Maggie Fox, Women in STEM

Women in STEM: Breaking Barriers

This April, a group of undergraduate and graduate students at UCLA — from a variety of different backgrounds and fields — came together to create and host the first “Women in STEM: Breaking Barriers” summit. The three-day summit focused on breaking socioeconomic, generational and discipline-specific barriers that women in STEM face. The summit was spearheaded by UCLA Samueli graduate student Maggie Fox, a current Ph.D. candidate in the Materials Science and Engineering department. Fox hopes to use her engineering background to pursue a career related to policy and advocacy for underrepresented groups.

Before the COVID-19 pandemic, Fox had been interested in doing a series of talks that featured women discussing their career paths and future aspirations. Over time, this idea evolved into one large virtual summit. In addition to her personal experience with navigating education and career paths in STEM, Fox was inspired by similar stories she learned from her peers.
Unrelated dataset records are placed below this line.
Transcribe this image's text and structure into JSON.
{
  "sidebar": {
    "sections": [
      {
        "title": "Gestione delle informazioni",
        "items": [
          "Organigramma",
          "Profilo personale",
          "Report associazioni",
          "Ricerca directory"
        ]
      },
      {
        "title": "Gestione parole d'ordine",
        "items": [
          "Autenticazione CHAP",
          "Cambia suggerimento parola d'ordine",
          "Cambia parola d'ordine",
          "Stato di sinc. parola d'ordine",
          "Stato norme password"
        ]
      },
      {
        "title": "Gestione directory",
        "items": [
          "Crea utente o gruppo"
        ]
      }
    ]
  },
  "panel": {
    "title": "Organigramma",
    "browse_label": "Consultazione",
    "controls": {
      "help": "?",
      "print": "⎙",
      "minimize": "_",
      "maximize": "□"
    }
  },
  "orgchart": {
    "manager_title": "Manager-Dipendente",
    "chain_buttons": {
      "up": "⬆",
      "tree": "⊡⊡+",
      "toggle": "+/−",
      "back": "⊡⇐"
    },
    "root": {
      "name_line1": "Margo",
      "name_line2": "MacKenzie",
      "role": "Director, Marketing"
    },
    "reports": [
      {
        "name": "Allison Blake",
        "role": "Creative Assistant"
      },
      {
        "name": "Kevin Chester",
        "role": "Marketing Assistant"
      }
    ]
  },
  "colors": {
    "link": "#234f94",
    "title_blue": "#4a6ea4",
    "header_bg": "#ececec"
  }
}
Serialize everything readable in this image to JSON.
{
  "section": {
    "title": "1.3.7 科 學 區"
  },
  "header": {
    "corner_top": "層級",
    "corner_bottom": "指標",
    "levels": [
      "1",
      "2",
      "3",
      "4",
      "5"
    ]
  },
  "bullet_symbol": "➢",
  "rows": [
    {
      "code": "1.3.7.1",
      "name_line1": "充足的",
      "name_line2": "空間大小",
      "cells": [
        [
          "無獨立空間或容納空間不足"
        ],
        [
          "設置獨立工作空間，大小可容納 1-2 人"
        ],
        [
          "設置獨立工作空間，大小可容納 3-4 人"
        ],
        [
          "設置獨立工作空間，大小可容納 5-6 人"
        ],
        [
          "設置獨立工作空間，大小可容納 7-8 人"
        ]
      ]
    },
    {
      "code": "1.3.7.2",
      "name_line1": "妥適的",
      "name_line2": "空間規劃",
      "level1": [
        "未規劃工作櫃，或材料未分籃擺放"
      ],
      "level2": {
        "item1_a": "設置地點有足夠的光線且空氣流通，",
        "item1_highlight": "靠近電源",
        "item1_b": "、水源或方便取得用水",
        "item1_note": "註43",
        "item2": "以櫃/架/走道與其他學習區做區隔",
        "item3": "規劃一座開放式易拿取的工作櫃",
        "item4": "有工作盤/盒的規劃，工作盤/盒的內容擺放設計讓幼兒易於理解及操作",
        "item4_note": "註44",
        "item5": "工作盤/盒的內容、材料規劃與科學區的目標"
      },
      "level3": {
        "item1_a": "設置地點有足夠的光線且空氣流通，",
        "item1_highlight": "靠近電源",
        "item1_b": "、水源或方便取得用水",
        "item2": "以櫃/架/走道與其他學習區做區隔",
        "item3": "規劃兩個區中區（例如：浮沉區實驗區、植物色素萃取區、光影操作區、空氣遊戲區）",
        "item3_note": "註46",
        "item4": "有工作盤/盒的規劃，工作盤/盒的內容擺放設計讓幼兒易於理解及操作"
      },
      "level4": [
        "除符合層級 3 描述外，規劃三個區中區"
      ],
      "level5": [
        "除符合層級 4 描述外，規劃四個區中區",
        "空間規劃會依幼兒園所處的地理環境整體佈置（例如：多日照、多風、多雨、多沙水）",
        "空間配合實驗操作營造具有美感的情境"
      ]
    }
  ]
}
She and eight other students decided to set up a committee and built the program for the summit based off of what they wished they had known about pursuing an education and career in STEM at different periods in their lives.

The summit featured a diverse group of speakers who represented different backgrounds and career stages. Among the speakers were Dean Jayathi Murthy, Nobel Prize-winning UCLA astronomy professor Andrea Ghez, and civil and environmental engineering professor Jennifer Jay. Fox noted that the three main goals for the summit were to create dialogue around how to break down systemic barriers that exist in STEM, build a network and sense of community, and host an event that was accessible and equitable to all.

Funding for the summit mainly came from the student groups involved and grants. Different student groups utilized funds from their own budgets to help support this event. The committee also received grants from the national Society of Women Engineers. Additionally, the Department of Physical Sciences provided the platform to host the conference.

Overall, Fox felt that the summit went very well. She concluded that the two most important takeaways were having speakers who were transparent and candid with the audience, and giving attendees a safe space to talk and form a community. Fox is very optimistic about the future of the summit and hopes to continue it on an annual basis either remotely or in a hybrid model to ensure accessibility.